I convinced him that he was famous for his success. I helped him back to the steamer for a nights rest before we were to leave the next day. The next day at noon, some of the natives came to watch the departure. Among them was the mistress. She rushes to the shore and her wails could be heard for quite a distance. The pilgrims drew their guns after I sounded my whistle. The natives scatter as the woman is left on the shore mourning her loss. It was on our journey back that Kurtz realized that because of a stop for repairs to the steamer, he would not reach Europe alive.

He gave me many papers which allowed me to believe that I had gained his trusted. It was soon after this that he became much worse and he became somewhat disoriented. I felt for him, but soon realized that I was not well. One night in the darkness, he informed me that he was resigned to wait for death. I approached him and was overwhelmed by the expression on his face. It was as if he were seeing a vision of some sort. He screamed ‘The horror! The horror! ’ I retreated when I heard this. I thought of myself as a brave man, but I could not watch this remarkable man die.

It was only minutes until a servant came with the dreadful news that Kurtz was dead. After I recovered from my illness, I headed straight back to Brussels. I knew I had to call on you with the story of your beloved’s last weeks of life. ” She rose from the sofa and watching me with the same intenseness she had watched throughout my narrative, she politely extended her hand. “Mr. Marlow, I appreciate your candor about my fiance. However, I do not believe much of your story. You have not described the actions of the man I gave my heart and was to willingly share the remainder of my life.

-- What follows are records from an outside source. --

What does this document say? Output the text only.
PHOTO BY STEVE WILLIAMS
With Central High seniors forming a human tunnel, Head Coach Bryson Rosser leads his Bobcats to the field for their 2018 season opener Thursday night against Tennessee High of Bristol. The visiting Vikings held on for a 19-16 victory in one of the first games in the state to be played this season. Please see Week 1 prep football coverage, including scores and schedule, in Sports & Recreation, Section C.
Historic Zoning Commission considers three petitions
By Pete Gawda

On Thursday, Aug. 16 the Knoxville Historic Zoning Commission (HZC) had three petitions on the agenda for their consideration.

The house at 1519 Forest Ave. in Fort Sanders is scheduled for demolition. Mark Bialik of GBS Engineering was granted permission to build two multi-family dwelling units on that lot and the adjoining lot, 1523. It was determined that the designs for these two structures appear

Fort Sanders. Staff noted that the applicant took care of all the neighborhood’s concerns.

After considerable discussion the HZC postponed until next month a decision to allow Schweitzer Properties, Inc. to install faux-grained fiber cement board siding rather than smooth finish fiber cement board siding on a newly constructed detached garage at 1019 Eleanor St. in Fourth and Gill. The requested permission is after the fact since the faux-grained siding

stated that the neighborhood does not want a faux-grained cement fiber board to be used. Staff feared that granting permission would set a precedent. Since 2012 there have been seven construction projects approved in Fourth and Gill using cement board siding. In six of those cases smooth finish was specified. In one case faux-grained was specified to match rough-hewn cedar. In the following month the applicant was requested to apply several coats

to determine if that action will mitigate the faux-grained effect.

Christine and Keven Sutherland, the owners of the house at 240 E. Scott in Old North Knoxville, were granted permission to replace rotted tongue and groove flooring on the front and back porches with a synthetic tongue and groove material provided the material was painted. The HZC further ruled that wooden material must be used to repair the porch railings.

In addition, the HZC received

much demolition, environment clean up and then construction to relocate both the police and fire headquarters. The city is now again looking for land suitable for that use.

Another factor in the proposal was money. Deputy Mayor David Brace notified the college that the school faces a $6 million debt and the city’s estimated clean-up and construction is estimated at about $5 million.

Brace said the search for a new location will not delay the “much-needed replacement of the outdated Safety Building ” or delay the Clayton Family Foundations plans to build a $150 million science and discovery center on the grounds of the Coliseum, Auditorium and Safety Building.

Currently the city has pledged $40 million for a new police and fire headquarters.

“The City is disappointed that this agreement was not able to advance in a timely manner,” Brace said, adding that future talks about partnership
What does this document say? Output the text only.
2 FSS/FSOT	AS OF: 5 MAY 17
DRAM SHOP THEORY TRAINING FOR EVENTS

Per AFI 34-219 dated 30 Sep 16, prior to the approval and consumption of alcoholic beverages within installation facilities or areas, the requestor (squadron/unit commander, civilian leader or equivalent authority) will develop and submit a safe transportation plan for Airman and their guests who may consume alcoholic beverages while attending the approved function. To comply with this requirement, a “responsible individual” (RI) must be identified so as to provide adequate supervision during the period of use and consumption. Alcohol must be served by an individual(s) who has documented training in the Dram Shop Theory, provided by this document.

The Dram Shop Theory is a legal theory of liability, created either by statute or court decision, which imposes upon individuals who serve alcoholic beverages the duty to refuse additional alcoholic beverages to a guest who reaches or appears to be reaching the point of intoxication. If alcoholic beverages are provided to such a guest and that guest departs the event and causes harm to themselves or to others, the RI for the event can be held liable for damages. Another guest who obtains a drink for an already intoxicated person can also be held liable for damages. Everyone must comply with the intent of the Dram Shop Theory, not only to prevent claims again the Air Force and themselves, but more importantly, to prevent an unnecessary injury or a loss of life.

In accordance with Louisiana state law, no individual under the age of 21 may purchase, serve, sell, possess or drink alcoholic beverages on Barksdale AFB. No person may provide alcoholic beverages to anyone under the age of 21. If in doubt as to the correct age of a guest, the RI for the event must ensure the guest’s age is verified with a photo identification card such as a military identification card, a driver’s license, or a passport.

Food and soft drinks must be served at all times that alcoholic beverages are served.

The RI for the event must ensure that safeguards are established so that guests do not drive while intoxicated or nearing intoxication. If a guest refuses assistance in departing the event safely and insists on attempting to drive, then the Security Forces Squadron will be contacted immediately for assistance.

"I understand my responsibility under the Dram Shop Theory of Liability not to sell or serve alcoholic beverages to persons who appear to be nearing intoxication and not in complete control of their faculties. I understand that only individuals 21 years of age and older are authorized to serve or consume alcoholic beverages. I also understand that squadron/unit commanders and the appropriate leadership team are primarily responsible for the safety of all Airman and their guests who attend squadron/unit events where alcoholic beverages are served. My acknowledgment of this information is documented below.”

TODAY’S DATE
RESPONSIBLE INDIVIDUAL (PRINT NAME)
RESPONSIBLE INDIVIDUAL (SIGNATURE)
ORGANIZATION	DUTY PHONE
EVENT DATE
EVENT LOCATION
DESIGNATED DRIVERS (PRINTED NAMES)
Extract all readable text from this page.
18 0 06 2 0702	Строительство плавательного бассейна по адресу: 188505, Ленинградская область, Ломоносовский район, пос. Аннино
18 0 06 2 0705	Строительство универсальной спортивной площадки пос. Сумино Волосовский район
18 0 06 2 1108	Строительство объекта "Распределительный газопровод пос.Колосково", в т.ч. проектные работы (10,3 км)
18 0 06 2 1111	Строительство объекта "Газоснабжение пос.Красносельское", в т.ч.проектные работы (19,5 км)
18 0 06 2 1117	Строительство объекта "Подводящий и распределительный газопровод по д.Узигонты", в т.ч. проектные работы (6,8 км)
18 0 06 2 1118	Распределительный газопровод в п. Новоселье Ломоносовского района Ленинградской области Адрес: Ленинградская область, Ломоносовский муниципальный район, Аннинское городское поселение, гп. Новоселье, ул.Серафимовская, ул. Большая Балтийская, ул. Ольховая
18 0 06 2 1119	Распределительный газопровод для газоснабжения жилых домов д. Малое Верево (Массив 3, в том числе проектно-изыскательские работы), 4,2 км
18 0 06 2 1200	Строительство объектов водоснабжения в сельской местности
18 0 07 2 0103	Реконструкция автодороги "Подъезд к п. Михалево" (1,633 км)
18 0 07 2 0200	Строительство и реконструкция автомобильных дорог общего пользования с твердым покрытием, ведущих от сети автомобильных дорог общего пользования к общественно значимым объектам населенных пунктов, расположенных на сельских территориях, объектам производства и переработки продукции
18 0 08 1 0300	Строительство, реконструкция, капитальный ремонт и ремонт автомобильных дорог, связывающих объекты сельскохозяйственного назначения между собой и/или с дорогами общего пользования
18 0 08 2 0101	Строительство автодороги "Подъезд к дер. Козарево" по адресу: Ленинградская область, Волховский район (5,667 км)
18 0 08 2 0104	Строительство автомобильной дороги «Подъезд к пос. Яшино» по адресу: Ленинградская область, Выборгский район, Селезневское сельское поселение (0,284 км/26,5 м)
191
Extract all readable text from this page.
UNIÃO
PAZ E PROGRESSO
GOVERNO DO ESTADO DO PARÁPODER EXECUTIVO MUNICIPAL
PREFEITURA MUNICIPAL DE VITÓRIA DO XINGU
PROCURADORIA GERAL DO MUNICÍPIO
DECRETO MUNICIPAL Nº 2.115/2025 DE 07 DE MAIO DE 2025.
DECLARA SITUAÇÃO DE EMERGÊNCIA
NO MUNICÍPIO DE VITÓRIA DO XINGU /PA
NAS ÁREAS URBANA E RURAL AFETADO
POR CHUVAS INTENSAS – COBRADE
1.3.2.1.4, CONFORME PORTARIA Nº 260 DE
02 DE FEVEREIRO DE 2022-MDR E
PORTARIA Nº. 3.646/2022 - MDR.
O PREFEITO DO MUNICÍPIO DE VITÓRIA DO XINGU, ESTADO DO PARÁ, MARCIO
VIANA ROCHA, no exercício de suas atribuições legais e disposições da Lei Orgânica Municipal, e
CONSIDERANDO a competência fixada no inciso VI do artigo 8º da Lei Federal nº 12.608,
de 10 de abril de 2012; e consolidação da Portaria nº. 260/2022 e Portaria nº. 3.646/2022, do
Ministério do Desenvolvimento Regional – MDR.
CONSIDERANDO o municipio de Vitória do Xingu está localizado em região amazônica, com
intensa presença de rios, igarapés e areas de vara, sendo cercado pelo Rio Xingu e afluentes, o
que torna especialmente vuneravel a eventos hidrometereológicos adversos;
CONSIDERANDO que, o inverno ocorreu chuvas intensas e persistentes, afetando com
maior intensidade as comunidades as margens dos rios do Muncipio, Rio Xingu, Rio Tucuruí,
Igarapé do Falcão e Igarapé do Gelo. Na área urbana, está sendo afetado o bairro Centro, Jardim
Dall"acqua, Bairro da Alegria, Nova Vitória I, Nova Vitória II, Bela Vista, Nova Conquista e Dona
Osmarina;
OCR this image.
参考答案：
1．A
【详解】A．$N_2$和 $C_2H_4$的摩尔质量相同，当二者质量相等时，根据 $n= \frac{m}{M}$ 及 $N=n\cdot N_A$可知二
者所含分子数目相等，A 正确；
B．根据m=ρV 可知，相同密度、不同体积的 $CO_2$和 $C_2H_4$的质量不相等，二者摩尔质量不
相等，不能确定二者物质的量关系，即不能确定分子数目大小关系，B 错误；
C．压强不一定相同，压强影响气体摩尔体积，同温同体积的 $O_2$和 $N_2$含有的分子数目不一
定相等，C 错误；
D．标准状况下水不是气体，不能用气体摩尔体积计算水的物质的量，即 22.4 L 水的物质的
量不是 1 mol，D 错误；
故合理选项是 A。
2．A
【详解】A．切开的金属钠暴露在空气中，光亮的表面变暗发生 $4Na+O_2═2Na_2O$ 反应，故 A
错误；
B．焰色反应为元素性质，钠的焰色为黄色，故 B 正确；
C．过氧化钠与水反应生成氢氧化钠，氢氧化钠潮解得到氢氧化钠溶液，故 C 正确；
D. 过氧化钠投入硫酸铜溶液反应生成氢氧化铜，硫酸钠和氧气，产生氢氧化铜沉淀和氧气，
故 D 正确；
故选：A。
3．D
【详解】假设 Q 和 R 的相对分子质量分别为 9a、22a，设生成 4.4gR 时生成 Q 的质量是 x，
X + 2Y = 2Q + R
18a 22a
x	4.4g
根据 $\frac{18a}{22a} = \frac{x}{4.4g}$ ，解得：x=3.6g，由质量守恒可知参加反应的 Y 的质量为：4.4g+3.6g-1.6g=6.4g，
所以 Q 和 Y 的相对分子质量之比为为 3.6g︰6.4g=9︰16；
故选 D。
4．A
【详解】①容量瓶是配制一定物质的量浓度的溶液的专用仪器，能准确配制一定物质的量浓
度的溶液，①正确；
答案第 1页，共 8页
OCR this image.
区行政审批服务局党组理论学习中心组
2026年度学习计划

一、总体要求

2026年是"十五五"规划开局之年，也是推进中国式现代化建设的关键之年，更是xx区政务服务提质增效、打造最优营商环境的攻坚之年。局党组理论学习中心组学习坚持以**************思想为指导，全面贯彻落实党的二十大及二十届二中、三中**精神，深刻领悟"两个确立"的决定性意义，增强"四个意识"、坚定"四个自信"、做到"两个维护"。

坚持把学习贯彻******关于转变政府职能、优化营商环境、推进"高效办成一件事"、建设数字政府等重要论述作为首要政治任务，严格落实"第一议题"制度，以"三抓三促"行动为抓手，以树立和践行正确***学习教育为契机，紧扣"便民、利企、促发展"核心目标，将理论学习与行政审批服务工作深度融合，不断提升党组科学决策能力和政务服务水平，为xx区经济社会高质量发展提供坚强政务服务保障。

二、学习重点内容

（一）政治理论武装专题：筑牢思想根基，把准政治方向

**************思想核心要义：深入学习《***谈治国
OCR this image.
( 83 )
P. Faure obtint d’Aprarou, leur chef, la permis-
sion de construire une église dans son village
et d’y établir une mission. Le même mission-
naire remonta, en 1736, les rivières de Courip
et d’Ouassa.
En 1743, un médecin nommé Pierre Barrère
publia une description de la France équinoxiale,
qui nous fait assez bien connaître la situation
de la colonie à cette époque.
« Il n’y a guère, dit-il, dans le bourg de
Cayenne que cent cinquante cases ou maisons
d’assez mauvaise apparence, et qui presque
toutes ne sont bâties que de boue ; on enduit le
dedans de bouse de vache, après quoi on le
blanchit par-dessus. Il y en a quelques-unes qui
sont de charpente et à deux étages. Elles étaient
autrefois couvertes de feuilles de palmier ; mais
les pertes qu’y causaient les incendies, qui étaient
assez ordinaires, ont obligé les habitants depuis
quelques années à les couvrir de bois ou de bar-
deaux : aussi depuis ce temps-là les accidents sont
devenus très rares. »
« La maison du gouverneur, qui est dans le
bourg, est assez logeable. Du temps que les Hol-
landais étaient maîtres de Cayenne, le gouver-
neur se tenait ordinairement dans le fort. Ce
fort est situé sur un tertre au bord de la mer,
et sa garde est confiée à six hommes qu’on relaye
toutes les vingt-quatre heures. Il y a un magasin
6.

I wish you good day, sir. I don’t think that we need to call on each other again. ” Her lips were set, and I immediately detected that she was not to allow her mind to entertain anything but true devotion to the one she loved. I didn’t say anything else, but I picked up my hat from the table and made my way to the door. I heard the click immediately as I stepped onto the porch. I left to never again call on Kurtz’s Intended.

Works Cited

Conrad, Joseph. Heart of Darkness. Cheswold, Deleware: Prestwick House Literary Touchstone Press, 1936.